In the latest episode of Pod Save America, Erin Ryan of Crooked Media argues that she prefers to think of intentions as an alternative to resolutions. If you don’t achieve a resolution, you fail it. However, intentions you can sustain. The why is just as important as the what. So my resolution for 2019 is more of an intention. In 2019, I intend to be more conscientious.
If being conscientious seems like a broad and ambiguous goal, that’s because I actually mean for it to encompass two separate, more specific goals. My first intention is to be a more conscientious consumer, which means buying less and buying differently. Buying less is partly a matter of practicality. I expect to be moving (possibly across the country) in about six months, and it would benefit me to accumulate less stuff that I will need to pack up and transport. Saving money would also be nice. But buying differently is also important for me.

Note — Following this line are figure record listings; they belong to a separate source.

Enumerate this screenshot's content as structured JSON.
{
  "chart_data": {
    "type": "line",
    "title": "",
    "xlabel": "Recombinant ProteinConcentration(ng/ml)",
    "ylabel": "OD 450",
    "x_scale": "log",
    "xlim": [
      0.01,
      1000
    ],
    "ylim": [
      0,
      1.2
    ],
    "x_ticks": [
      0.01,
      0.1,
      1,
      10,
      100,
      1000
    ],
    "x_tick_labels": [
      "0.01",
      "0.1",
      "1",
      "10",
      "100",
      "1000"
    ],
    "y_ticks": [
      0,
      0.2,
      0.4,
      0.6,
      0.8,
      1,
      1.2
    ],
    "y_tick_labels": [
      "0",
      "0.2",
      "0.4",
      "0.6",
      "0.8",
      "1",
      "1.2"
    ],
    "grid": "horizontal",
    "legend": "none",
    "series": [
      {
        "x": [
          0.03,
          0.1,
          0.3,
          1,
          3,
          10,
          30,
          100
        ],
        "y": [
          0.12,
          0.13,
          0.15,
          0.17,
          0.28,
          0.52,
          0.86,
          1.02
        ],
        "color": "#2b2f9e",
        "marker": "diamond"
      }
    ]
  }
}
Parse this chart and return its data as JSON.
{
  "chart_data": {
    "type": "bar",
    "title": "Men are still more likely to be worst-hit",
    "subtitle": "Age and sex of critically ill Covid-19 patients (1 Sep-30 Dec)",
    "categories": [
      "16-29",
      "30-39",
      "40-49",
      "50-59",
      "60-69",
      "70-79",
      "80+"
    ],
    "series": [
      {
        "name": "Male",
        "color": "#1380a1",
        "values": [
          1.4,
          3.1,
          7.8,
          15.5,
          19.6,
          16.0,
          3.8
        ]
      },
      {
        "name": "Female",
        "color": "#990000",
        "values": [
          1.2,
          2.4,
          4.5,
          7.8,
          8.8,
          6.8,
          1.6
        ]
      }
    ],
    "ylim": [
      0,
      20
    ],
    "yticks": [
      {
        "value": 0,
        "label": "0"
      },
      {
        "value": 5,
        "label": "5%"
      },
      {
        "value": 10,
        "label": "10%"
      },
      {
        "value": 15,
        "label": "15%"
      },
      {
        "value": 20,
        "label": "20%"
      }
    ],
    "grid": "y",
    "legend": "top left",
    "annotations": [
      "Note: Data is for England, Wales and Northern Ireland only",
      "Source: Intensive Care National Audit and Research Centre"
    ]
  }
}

In 2018, I tried to shop more ethically. I enjoy buying clothes, and the temptation to buy more has only increased with the accessibility of online shopping. However, in the past year, I’ve tried to steer away from buying fast fashion (H&M, Forever 21, but also big box brands in general) because these brands are known to have questionable practices concerning the environment and labor ethics. While I understand the allure of owning new things and buying trendy, disposable items, I now find it hard to justify. Especially when there are so many brands that emphasize ethical consumption. I’ve slowly transitioned to mostly buying to replace items when they become shabby or unwearable, and making sure that the replacements are better quality and either second-hand or from brands that used recycled fabric or pay their workers a fair wage. I like the idea of buy-it-for-life, and items that can be repaired before they need to be replaced.
While clothes/shoes/accessories probably make up the bulk of my non-essential purchases, I’d like to apply the same general guidelines to purchases of electronics (I definitely don’t need a GPS watch even though they’re cool), cosmetics (no one needs 15 colors of nail polish), kitchen appliances (I’d love to own a Kitchen-Aid…. someday), and hobby items (I’m looking at you, unused yoga mat and climbing gear). My exception is books. While I have been reading more on my Kindle, I love reading from a physical book.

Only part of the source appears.